Hey everybody, this thing's almost ready to kick off and so am I. I'm
joined by a Diet Coke, 7 tired coworkers, a Pilgrim Sandwich, and
transcripts of Bill Simmons' last 150 running diaries. Not really.
For those of you unfamiliar with Live Blogs (Mom), here's how it'll work.
I'll separate each quarter into separate posts (and if there's an Overtime I'll finish the blog on my suicide note). Every few minutes refresh the page and there will (possibly) be a smarmy comment by me on something (hopefully) relating to the game.
A great moment in the pregame show, hosted by the wildly obnoxious Chris Rose. Rose, flanked by Emmitt Smith and Eddie George, asked who had the faster running backs, the SEC or the Big 10. George said, "The Big Ten". Smith countered by saying, "Yeah, but who's got the more durable ones?" Ouch. George playfully smacked Smith, but was probably crying inside.
Ah, the Florida Marching Band. Florida has the most obnoxious fight song ever. During a trip to Gainesville accompanying the Hofstra softball team, I was privvy to hear that over and over and over and over again. It never leaves your head.
We were treated to two packages about the team's respective quarterbacks. Heisman trophy winner Troy Smith and Florida's Chris Leak. They were both, basically, the same except Leak's was set to My Chemical Romance and Smith's to U2. I thought that was interesting, but I have no idea why.
Eddie George says it's like a home game with 75% of the crowd supporting OSU. People want to get out of Columbus, Ohio in January?! I'm shocked!
Ohio State's band is called "The Best Damn Band In The Land". Fuck that. They should let Thom Yorke dot the 'i'.
The promos for the band show the two teams climbing a ladder for the BCS crown. I think a more adequate depiction of the BCS system would show all of the teams getting on an AMTRAK train from Boston to New York and being given tickets to their destination. Oh, sorry Michigan. Did you think you were going to Penn Station? That's cute. Have fun in Norwalk, motherfucker.

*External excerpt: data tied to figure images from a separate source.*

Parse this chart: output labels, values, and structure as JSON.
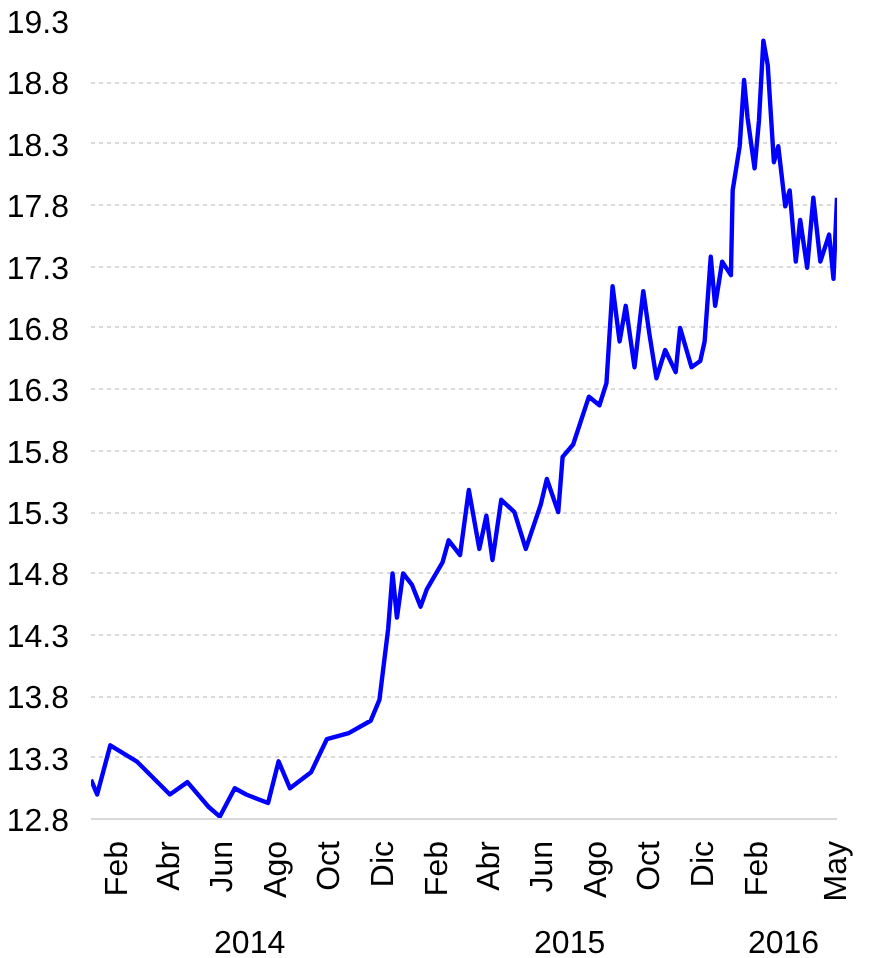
{
  "chart_data": {
    "type": "line",
    "x": [
      "2014-01-01",
      "2014-01-08",
      "2014-01-23",
      "2014-02-22",
      "2014-04-01",
      "2014-04-21",
      "2014-05-15",
      "2014-05-28",
      "2014-06-14",
      "2014-06-27",
      "2014-07-22",
      "2014-08-03",
      "2014-08-16",
      "2014-09-09",
      "2014-09-27",
      "2014-10-22",
      "2014-11-16",
      "2014-11-26",
      "2014-12-06",
      "2014-12-11",
      "2014-12-16",
      "2014-12-23",
      "2015-01-02",
      "2015-01-12",
      "2015-01-19",
      "2015-02-06",
      "2015-02-13",
      "2015-02-26",
      "2015-03-08",
      "2015-03-20",
      "2015-03-28",
      "2015-04-04",
      "2015-04-14",
      "2015-04-29",
      "2015-05-12",
      "2015-05-29",
      "2015-06-05",
      "2015-06-18",
      "2015-06-23",
      "2015-07-05",
      "2015-07-23",
      "2015-08-04",
      "2015-08-12",
      "2015-08-19",
      "2015-08-27",
      "2015-09-03",
      "2015-09-13",
      "2015-09-23",
      "2015-09-30",
      "2015-10-08",
      "2015-10-18",
      "2015-10-30",
      "2015-11-04",
      "2015-11-17",
      "2015-11-27",
      "2015-12-02",
      "2015-12-09",
      "2015-12-14",
      "2015-12-22",
      "2016-01-01",
      "2016-01-03",
      "2016-01-11",
      "2016-01-16",
      "2016-01-20",
      "2016-01-28",
      "2016-02-02",
      "2016-02-07",
      "2016-02-12",
      "2016-02-19",
      "2016-02-24",
      "2016-03-03",
      "2016-03-08",
      "2016-03-15",
      "2016-03-20",
      "2016-03-28",
      "2016-04-04",
      "2016-04-12",
      "2016-04-22",
      "2016-04-27",
      "2016-05-01"
    ],
    "series": [
      {
        "color": "#0000ff",
        "values": [
          13.12,
          13.0,
          13.4,
          13.27,
          13.0,
          13.1,
          12.9,
          12.82,
          13.05,
          13.0,
          12.93,
          13.27,
          13.05,
          13.18,
          13.45,
          13.5,
          13.6,
          13.77,
          14.35,
          14.8,
          14.44,
          14.8,
          14.71,
          14.53,
          14.67,
          14.89,
          15.07,
          14.95,
          15.48,
          15.0,
          15.27,
          14.91,
          15.4,
          15.3,
          15.0,
          15.36,
          15.57,
          15.3,
          15.75,
          15.85,
          16.24,
          16.17,
          16.35,
          17.14,
          16.69,
          16.98,
          16.48,
          17.1,
          16.75,
          16.39,
          16.62,
          16.44,
          16.8,
          16.48,
          16.53,
          16.69,
          17.38,
          16.98,
          17.34,
          17.23,
          17.92,
          18.28,
          18.82,
          18.51,
          18.1,
          18.49,
          19.14,
          18.94,
          18.15,
          18.28,
          17.79,
          17.92,
          17.34,
          17.68,
          17.29,
          17.86,
          17.34,
          17.56,
          17.2,
          17.86
        ]
      }
    ],
    "xlim": [
      "2014-01-01",
      "2016-05-01"
    ],
    "xticks": [
      {
        "value": "2014-02-01",
        "label": "Feb"
      },
      {
        "value": "2014-04-01",
        "label": "Abr"
      },
      {
        "value": "2014-06-01",
        "label": "Jun"
      },
      {
        "value": "2014-08-01",
        "label": "Ago"
      },
      {
        "value": "2014-10-01",
        "label": "Oct"
      },
      {
        "value": "2014-12-01",
        "label": "Dic"
      },
      {
        "value": "2015-02-01",
        "label": "Feb"
      },
      {
        "value": "2015-04-01",
        "label": "Abr"
      },
      {
        "value": "2015-06-01",
        "label": "Jun"
      },
      {
        "value": "2015-08-01",
        "label": "Ago"
      },
      {
        "value": "2015-10-01",
        "label": "Oct"
      },
      {
        "value": "2015-12-01",
        "label": "Dic"
      },
      {
        "value": "2016-02-01",
        "label": "Feb"
      },
      {
        "value": "2016-05-01",
        "label": "May"
      }
    ],
    "x2lim": [
      "2014-01-01",
      "2016-05-01"
    ],
    "x2ticks": [
      {
        "value": "2014-07-01",
        "label": "2014"
      },
      {
        "value": "2015-07-01",
        "label": "2015"
      },
      {
        "value": "2016-03-01",
        "label": "2016"
      }
    ],
    "ylim": [
      12.8,
      19.3
    ],
    "yticks": [
      12.8,
      13.3,
      13.8,
      14.3,
      14.8,
      15.3,
      15.8,
      16.3,
      16.8,
      17.3,
      17.8,
      18.3,
      18.8,
      19.3
    ],
    "grid": "y",
    "line_style": "solid",
    "marker": "none"
  }
}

(Did you like that burn, Bowl Championship Series?)
Eddie George says that for Ohio State to win they need to win the turnover battle AND not turn the ball over. Thanks, Eddie.
Looks like it's a neck and neck battle between "Alpha Dog" and "Primeval" for most promoted movie. Alpha Dog looks pretty awesome and I can't wait to see it. Primeval is a horror movie about an alligator. Rentaaaaallll.
This game is being played at The University of Phoenix Stadium. I once saw a car with a University of Phoenix sticker on the rear window. I think more collegiate games should be played in places sponsored by fake schools. C'mon Devry, make it happen. Or, what if Florida State played in the ITT Tech Bowl? Who has the better degree?
Where is Colonel Bud Day? Have you seen him?
Remember for the 2008 election, Floridians, John McCain won you the coin toss.
Ted Ginn scored on the opening kickoff of the game. Holy shit! Finally after 2 seaons worth of Ginn fluffing he does something insanely exciting at an important moment.
Chris Leak looks like "The Famous Jett Jackson" of Disney Channel fame. Yeah, I went there.
Tim Tebow rules. Every video game portrayal of myself I've ever created has unknowingly been a duplicate of Tebow. Speaking of video games, in last nights MSU-Mich. battle in NCAA 07, I let up a kickoff for a TD to Michigan and lost 48-21. Auspicious for the Gators.
Maybe not! Chris Leak threw a lob into a soft zone for a TD. 7-7!
Well, there's going to be some defense played after all. That's nice. 3 and out for the first OSU drive. UF should have really good field position.
OSU's defense looks really rusty. Maybe the 50+ days off affected them.
Touchdown on an option. UF's rushing game was non existent this season and they've been able to gash OSU pretty well everytime they've tried.
Another good return, this one by Anthony
Not a good sequence of events for either team. Ted Ginn is walking to the locker room with a foot injury, Smith got sacked for a major loss, now UF's Harvey is down.
Troy Smith throws a pick to Reggie Lewis on 3rd and 14. Wow. OSU looks terrible, special teams notwithstanding.